Might this situation provide an opportunity to increase our intimacy if I open up?
You might have other questions that will help you decide if and when to put down your mask for a time.
We should neither wear social masks all the time nor put them down in every situation that causes a strong emotional response. And, unfortunately, there are no “right” and “wrong” answers when deciding what to do. What is critical, however, is to notice our patterns. Do we wear masks too often or perhaps not often enough?
Your happiness exercise for this week is to simply notice your own pattern:
When do you feel yourself wearing a social mask?
Does a particular mask feel comfortable for you? Why or why not?
Do you sense yourself gravitating too much toward wearing a mask or toward being brutally honest, even when it causes stress in your relationships?
Masks can be a lot of fun at Halloween, but in real life, masks are complicated. We don’t often get candy for revealing our true identity. Taking off our social masks can be uncomfortable and even dangerous at times. Knowing when it is safe to reveal ourselves is matter of trial and error.

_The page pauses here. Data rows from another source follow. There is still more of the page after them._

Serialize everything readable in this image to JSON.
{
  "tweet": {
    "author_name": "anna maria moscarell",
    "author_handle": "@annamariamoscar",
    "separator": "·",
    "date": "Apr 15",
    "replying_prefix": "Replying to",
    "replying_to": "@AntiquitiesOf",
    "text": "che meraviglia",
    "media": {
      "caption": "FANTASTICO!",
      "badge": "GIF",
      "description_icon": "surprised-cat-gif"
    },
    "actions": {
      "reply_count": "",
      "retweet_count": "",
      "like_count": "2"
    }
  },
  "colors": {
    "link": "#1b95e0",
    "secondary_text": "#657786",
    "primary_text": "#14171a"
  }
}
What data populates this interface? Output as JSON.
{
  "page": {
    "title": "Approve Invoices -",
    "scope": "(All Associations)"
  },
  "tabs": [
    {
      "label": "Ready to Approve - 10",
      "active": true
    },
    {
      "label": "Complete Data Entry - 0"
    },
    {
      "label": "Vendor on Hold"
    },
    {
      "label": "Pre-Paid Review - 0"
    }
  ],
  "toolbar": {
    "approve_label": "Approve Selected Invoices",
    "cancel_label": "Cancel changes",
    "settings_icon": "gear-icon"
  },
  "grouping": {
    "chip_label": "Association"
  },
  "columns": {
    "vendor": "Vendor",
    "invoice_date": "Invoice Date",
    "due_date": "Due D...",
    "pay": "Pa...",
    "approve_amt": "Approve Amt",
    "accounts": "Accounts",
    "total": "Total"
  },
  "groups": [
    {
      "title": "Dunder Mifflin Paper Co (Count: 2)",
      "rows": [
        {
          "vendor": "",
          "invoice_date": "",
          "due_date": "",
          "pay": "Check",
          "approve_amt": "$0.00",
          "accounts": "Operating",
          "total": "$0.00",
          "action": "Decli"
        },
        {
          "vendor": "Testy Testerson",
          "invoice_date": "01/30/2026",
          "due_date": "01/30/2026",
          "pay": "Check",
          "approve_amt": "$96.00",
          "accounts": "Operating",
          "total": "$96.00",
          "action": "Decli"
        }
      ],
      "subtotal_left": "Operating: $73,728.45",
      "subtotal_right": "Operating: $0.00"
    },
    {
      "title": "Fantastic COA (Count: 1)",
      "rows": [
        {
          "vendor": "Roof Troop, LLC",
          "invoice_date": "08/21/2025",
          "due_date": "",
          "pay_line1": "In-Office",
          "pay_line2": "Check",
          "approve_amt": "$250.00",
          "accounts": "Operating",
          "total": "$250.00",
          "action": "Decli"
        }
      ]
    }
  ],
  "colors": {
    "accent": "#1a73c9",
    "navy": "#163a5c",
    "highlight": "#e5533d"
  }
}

Our goal, however, should be to bring our maskless, authentic selves more and more to the forefront. With age comes wisdom and other skills that allow us to communicate more empathetically with those we care about. Taking off our masks requires vulnerability, which is why it is so difficult for most of us.
This Halloween, when you see kids playfully yelling “Trick or Treat!” watch as they later reveal themselves by taking off their masks. Most kids will smile, laugh, or otherwise indicate their delight at having “fooled” the adults. But if you look closer, you’ll see that their greater joy is in being seen for who they truly are, rather than for the mask they chose to wear for a time.
We all need to wear masks at times, but our true joy also comes when we reveal ourselves and those we love accept us just as we are. Who knows… you might even get a treat for revealing your true self. :)
Do other countries celebrate Halloween? Sadly, I’m uneducated about whether they do or not.
This year those opportunities will arise for me at a Toastmasters meeting and at choir rehearsal. What costume should I wear?!?
Our masks change depending on who we’re with and what’s at stake.